VIII. Reward Your Employees Fairly

 accolade-63001_640“The secret of success is sincerity.  Once you can fake that, you’ve got it made.”    -Jean Giraudoux

It is ironic that someone would try to fake sincerity, but sadly, it is fairly common.  In reality, success in management has nothing to do with sincerity.  I have seen bosses who sincerely think that the way to succeed is on the backs of their employees.  Most who have reached the management level will say, “Our people are our greatest asset.”  Many truly believe it but a far smaller group will treat employees that way.  They might talk about wanting to improve the corporate culture but sincerely do not want to make the necessary changes in how they reward their employees – Aye, there’s the rub.

Rewarding employees fairly has a direct impact on maintaining the company image, giving customers the service they expect, creating quality products, minimizing legal actions and increasing employee retention.  In that light, it is one of the most important keys of success.

When considering employee rewards, the first item on the list is typically the pay.  Pay is required by law for all employees and overtime is required by law for all non-exempt employees.  Minimum wage and wage and hour laws dictate the lower limit of pay.  But, rewarding employees fairly is an entirely different matter.

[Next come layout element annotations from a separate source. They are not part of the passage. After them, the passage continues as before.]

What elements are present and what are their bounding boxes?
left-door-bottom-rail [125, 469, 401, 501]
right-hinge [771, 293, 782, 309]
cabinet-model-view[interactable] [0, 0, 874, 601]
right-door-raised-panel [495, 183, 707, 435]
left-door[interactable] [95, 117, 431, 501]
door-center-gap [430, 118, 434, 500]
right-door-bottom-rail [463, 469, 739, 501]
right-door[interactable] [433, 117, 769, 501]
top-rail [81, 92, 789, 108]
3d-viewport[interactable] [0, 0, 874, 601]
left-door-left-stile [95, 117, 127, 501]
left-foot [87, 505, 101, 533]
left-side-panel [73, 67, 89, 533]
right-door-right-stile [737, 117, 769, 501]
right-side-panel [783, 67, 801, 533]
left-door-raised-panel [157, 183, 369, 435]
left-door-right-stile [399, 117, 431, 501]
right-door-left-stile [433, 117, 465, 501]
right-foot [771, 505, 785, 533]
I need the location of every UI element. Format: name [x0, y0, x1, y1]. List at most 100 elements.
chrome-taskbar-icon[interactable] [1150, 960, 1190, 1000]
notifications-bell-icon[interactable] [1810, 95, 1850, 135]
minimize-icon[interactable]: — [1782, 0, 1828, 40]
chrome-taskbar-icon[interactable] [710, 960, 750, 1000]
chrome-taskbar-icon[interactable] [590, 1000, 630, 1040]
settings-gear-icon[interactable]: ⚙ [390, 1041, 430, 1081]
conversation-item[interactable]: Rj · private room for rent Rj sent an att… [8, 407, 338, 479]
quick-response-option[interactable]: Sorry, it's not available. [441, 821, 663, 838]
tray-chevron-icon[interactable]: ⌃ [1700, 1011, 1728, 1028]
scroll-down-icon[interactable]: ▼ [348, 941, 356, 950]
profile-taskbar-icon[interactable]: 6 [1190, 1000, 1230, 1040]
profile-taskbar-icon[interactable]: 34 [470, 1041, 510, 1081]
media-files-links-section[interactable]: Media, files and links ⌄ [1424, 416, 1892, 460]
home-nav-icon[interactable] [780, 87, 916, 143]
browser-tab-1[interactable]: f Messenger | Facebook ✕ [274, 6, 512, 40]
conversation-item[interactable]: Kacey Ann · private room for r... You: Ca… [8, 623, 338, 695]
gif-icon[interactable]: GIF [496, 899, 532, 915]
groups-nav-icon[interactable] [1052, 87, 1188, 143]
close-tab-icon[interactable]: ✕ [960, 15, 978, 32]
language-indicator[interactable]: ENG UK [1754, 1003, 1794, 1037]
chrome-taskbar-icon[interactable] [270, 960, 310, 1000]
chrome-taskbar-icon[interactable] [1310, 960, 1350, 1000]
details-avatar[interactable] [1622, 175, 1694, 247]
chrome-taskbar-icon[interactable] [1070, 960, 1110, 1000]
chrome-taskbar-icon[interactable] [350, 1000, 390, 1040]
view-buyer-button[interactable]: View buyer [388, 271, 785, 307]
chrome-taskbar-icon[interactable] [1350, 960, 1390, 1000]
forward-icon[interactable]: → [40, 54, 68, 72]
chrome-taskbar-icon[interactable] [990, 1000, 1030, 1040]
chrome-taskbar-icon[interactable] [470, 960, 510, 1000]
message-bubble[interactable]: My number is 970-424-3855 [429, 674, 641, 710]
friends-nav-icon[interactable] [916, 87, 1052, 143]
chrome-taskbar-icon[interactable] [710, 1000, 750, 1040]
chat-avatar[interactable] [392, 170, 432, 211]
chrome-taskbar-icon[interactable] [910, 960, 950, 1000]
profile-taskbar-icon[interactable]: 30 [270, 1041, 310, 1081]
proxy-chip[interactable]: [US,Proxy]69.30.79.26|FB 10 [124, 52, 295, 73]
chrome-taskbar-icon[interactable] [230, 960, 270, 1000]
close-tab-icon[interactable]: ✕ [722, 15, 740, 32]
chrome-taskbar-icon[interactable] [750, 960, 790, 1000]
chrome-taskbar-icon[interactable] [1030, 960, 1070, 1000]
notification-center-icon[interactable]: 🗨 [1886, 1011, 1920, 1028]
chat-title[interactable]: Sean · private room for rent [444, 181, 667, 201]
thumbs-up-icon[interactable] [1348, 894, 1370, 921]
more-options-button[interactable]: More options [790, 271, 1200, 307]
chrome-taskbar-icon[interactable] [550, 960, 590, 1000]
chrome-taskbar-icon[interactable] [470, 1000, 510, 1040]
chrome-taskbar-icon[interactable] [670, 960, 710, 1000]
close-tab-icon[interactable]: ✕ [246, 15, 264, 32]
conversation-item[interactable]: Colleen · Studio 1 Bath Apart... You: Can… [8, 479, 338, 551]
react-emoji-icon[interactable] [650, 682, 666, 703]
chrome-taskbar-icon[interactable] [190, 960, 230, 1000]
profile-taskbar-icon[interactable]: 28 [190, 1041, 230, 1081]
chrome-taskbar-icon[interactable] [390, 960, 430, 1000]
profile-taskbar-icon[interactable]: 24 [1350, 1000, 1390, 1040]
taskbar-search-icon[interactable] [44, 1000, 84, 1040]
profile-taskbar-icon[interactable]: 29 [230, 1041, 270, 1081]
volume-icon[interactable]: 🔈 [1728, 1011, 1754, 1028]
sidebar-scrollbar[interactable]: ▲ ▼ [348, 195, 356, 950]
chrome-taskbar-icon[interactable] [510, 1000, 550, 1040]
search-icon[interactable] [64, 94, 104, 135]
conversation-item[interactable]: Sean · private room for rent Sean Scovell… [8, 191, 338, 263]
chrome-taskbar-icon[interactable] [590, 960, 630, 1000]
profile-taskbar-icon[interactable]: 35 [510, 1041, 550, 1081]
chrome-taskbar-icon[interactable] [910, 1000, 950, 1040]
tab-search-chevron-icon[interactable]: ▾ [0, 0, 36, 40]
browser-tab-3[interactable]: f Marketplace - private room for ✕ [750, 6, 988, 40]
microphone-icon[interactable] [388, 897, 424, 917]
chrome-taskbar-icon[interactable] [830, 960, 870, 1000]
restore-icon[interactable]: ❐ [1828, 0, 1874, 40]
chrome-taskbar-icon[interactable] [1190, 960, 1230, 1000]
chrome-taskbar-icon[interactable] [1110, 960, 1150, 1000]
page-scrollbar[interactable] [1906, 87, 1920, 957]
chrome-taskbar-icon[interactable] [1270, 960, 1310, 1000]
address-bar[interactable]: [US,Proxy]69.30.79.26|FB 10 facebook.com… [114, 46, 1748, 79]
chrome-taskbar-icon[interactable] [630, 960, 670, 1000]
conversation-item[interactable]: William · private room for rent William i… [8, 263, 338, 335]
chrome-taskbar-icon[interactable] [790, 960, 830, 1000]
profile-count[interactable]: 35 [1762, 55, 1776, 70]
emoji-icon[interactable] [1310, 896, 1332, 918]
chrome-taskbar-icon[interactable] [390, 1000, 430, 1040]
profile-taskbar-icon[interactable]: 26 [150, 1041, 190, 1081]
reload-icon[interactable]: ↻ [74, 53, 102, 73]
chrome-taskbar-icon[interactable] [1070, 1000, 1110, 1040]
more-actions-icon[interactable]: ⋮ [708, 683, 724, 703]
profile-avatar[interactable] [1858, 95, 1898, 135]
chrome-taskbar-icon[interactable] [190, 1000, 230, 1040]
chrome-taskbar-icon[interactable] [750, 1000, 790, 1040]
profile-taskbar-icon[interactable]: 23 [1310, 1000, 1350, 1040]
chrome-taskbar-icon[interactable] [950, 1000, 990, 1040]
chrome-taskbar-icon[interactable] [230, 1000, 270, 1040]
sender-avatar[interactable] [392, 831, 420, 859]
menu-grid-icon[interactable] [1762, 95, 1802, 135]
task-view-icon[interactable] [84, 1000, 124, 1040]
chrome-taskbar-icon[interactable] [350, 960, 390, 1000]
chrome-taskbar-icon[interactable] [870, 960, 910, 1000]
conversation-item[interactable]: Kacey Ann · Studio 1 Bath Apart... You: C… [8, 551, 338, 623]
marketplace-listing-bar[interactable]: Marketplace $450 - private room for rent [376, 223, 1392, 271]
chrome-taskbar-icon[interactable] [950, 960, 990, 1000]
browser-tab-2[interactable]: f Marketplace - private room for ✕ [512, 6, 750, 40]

Some argue that “studies have shown” that pay is not a motivator.  There is some truth to that statement it can not stand alone.  The complete truth is that pay, including bonuses and perquisites, is not a motivator when the pay is adequate and fair.  

Adequate pay is enough for employees to maintain the minimum lifestyle that they are willing to accept. 

Fair pay means that it is essentially equal to what others in similar positions are receiving both inside and outside of the organization.

I worked for an organization that had a large percentage of workers that were paid slightly above minimum wage.  Their jobs were emotionally and physically demanding; much more so that their friends who worked at In-N-Out Burger for relatively the same pay.  The turnover was horrendous, with all of the terrible side effects on their managers and the customers.

Management was reluctant to increase wages even slightly.  They often cited that many employees currently in management had begun their careers in the same low-paying jobs.  They neglected to recognize that the current managers were being paid approximately 30% more than minimum wage when they worked in those jobs, and the current employees were now making less than 10% more than minimum wage.  The current employees were living on government assistance and receiving help from their parents because their wages were neither adequate nor fair.

I finally convinced the owner to increase the starting salary and give modest increases to high performing staff.  The changes were immediate and significant.  Morale improved, customers received more consistent service, manager and employee complaints decreased dramatically and in the first 12 months of the program total turnover decreased by more than 25%.

Turnover costs are estimated to be $4,000 for an employee making $8 per hour, according to the American Management Association.  A study done at Louisiana State University for $8 per hour employees estimated the cost to be $25,000 per employee.  In this particular company, the turnover savings approximated $600,000 per year.  That was just the tip of the iceberg of benefits the company received for paying adequate and fair wages.

Paying adequate and fair wages applies equally to burger flippers, engineers and nurses.  Once the basic requirement of paying adequately and fairly has been met, the organization can work on the other rewards that will motivate their employees.

10 Best Practices of Rewarding Employees

  1.   Adequate pay
  2.   Fair pay
  3.   Recognition
  4.   Trust
  5.   Work/Life Integration
  6.   Autonomy
  7.   Opportunity to Advance
  8.   Communication
  9.   Honesty
  10.   Respect

Each of the items on this list must be addressed to have employees that are motivated to achieve their highest potential.  The “non-compensation” rewards are interwoven in all of the 10 Best Practices of Exceptional Leaders and are addressed in the posts on this blog. 

So, the secret of success of being a good leader is not sincerity.  The secret of success is sincerely rewarding the employees adequately and fairly.